Palestinians fleeing north Gaza move southward, in the central Gaza Strip

GENEVA (Reuters) -The World Health Organization said on Friday it was very worried about the spread of disease in Gaza as weeks of Israeli bombardments have led to the population crowding into shelters with scarce food and clean water.

"We are extremely concerned about the spread of disease when the winter season arrives," said Richard Peeperkorn, WHO Representative in the Occupied Palestinian Territory.

He said that more than 70,000 cases of acute respiratory infections and over 44,000 cases of diarrhoea had been recorded, figures higher significantly higher than expected.

WHO has previously warned of "worrying trends" in the spread of disease in Gaza, where bombardments and a ground offensive have disrupted the health system, access to clean water and caused people to crowd into shelters.

The start of the rainy season and the possibility of flooding has also increased fears that the densely populated enclave's sewage system will be overwhelmed and disease will spread.

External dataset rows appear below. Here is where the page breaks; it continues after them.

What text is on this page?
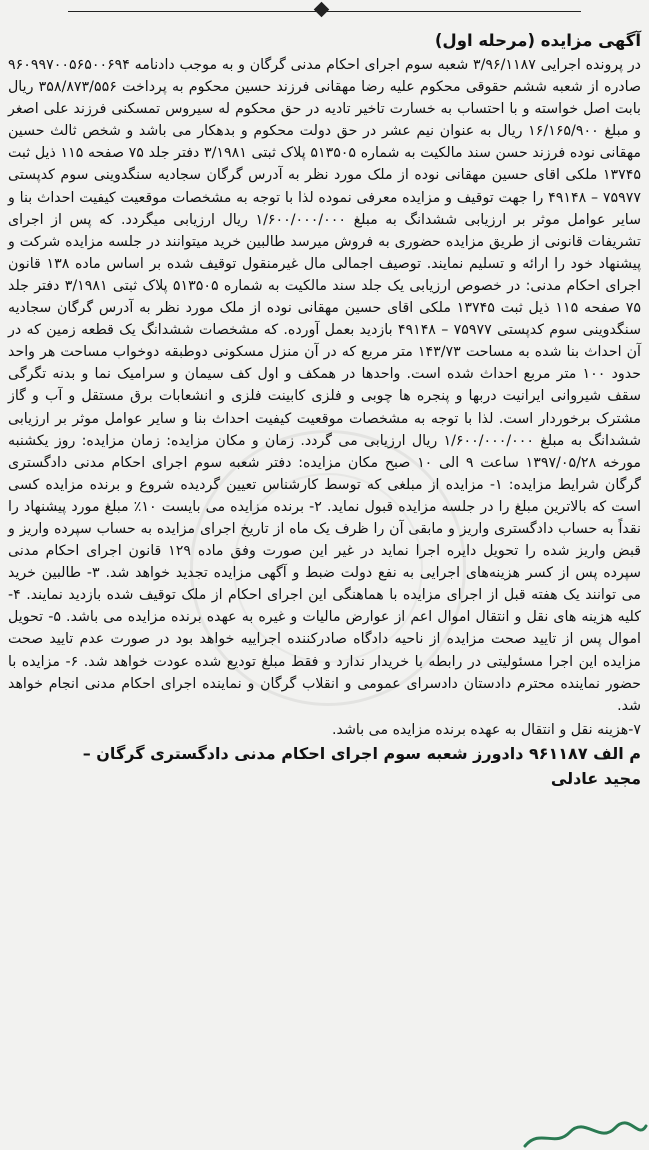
آگهی مزایده (مرحله اول)

در پرونده اجرایی ۳/۹۶/۱۱۸۷ شعبه سوم اجرای احکام مدنی گرگان و به موجب دادنامه ۹۶۰۹۹۷۰۰۵۶۵۰۰۶۹۴ صادره از شعبه ششم حقوقی محکوم علیه رضا مهقانی فرزند حسین محکوم به پرداخت ۳۵۸/۸۷۳/۵۵۶ ریال بابت اصل خواسته و با احتساب به خسارت تاخیر تادیه در حق محکوم له سیروس تمسکنی فرزند علی اصغر و مبلغ ۱۶/۱۶۵/۹۰۰ ریال به عنوان نیم عشر در حق دولت محکوم و بدهکار می باشد و شخص ثالث حسین مهقانی نوده فرزند حسن سند مالکیت به شماره ۵۱۳۵۰۵ پلاک ثبتی ۳/۱۹۸۱ دفتر جلد ۷۵ صفحه ۱۱۵ ذیل ثبت ۱۳۷۴۵ ملکی اقای حسین مهقانی نوده از ملک مورد نظر به آدرس گرگان سجادیه سنگدوینی سوم کدپستی ۷۵۹۷۷ – ۴۹۱۴۸ را جهت توقیف و مزایده معرفی نموده لذا با توجه به مشخصات موقعیت کیفیت احداث بنا و سایر عوامل موثر بر ارزیابی ششدانگ به مبلغ ۱/۶۰۰/۰۰۰/۰۰۰ ریال ارزیابی میگردد. که پس از اجرای تشریفات قانونی از طریق مزایده حضوری به فروش میرسد طالبین خرید میتوانند در جلسه مزایده شرکت و پیشنهاد خود را ارائه و تسلیم نمایند. توصیف اجمالی مال غیرمنقول توقیف شده بر اساس ماده ۱۳۸ قانون اجرای احکام مدنی: در خصوص ارزیابی یک جلد سند مالکیت به شماره ۵۱۳۵۰۵ پلاک ثبتی ۳/۱۹۸۱ دفتر جلد ۷۵ صفحه ۱۱۵ ذیل ثبت ۱۳۷۴۵ ملکی اقای حسین مهقانی نوده از ملک مورد نظر به آدرس گرگان سجادیه سنگدوینی سوم کدپستی ۷۵۹۷۷ – ۴۹۱۴۸ بازدید بعمل آورده. که مشخصات ششدانگ یک قطعه زمین که در آن احداث بنا شده به مساحت ۱۴۳/۷۳ متر مربع که در آن منزل مسکونی دوطبقه دوخواب مساحت هر واحد حدود ۱۰۰ متر مربع احداث شده است. واحدها در همکف و اول کف سیمان و سرامیک نما و بدنه تگرگی سقف شیروانی ایرانیت دربها و پنجره ها چوبی و فلزی کابینت فلزی و انشعابات برق مستقل و آب و گاز مشترک برخوردار است. لذا با توجه به مشخصات موقعیت کیفیت احداث بنا و سایر عوامل موثر بر ارزیابی ششدانگ به مبلغ ۱/۶۰۰/۰۰۰/۰۰۰ ریال ارزیابی می گردد. زمان و مکان مزایده: زمان مزایده: روز یکشنبه مورخه ۱۳۹۷/۰۵/۲۸ ساعت ۹ الی ۱۰ صبح مکان مزایده: دفتر شعبه سوم اجرای احکام مدنی دادگستری گرگان شرایط مزایده: ۱- مزایده از مبلغی که توسط کارشناس تعیین گردیده شروع و برنده مزایده کسی است که بالاترین مبلغ را در جلسه مزایده قبول نماید. ۲- برنده مزایده می بایست ۱۰٪ مبلغ مورد پیشنهاد را نقداً به حساب دادگستری واریز و مابقی آن را ظرف یک ماه از تاریخ اجرای مزایده به حساب سپرده واریز و قبض واریز شده را تحویل دایره اجرا نماید در غیر این صورت وفق ماده ۱۲۹ قانون اجرای احکام مدنی سپرده پس از کسر هزینه‌های اجرایی به نفع دولت ضبط و آگهی مزایده تجدید خواهد شد. ۳- طالبین خرید می توانند یک هفته قبل از اجرای مزایده با هماهنگی این اجرای احکام از ملک توقیف شده بازدید نمایند. ۴- کلیه هزینه های نقل و انتقال اموال اعم از عوارض مالیات و غیره به عهده برنده مزایده می باشد. ۵- تحویل اموال پس از تایید صحت مزایده از ناحیه دادگاه صادرکننده اجراییه خواهد بود در صورت عدم تایید صحت مزایده این اجرا مسئولیتی در رابطه با خریدار ندارد و فقط مبلغ تودیع شده عودت خواهد شد. ۶- مزایده با حضور نماینده محترم دادستان دادسرای عمومی و انقلاب گرگان و نماینده اجرای احکام مدنی انجام خواهد شد.

۷-هزینه نقل و انتقال به عهده برنده مزایده می باشد.

م الف ۹۶۱۱۸۷ دادورز شعبه سوم اجرای احکام مدنی دادگستری گرگان –

مجید عادلی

The absence of fuel already has forced the shutdown of sewage pumping stations and desalination plants, increasing the risk of water contamination and the outbreak of disease.

The United Nations Office for the Coordination of Humanitarian Affairs (OCHA) said on Friday that about 813,000 internally displaced people are staying in at least 154 shelters run by UNRWA, the U.N. Palestinian refugee agency.

"Overcrowding is leading to the spread of disease, including acute respiratory illness and diarrhea, raising environmental and health concerns," OCHA warned.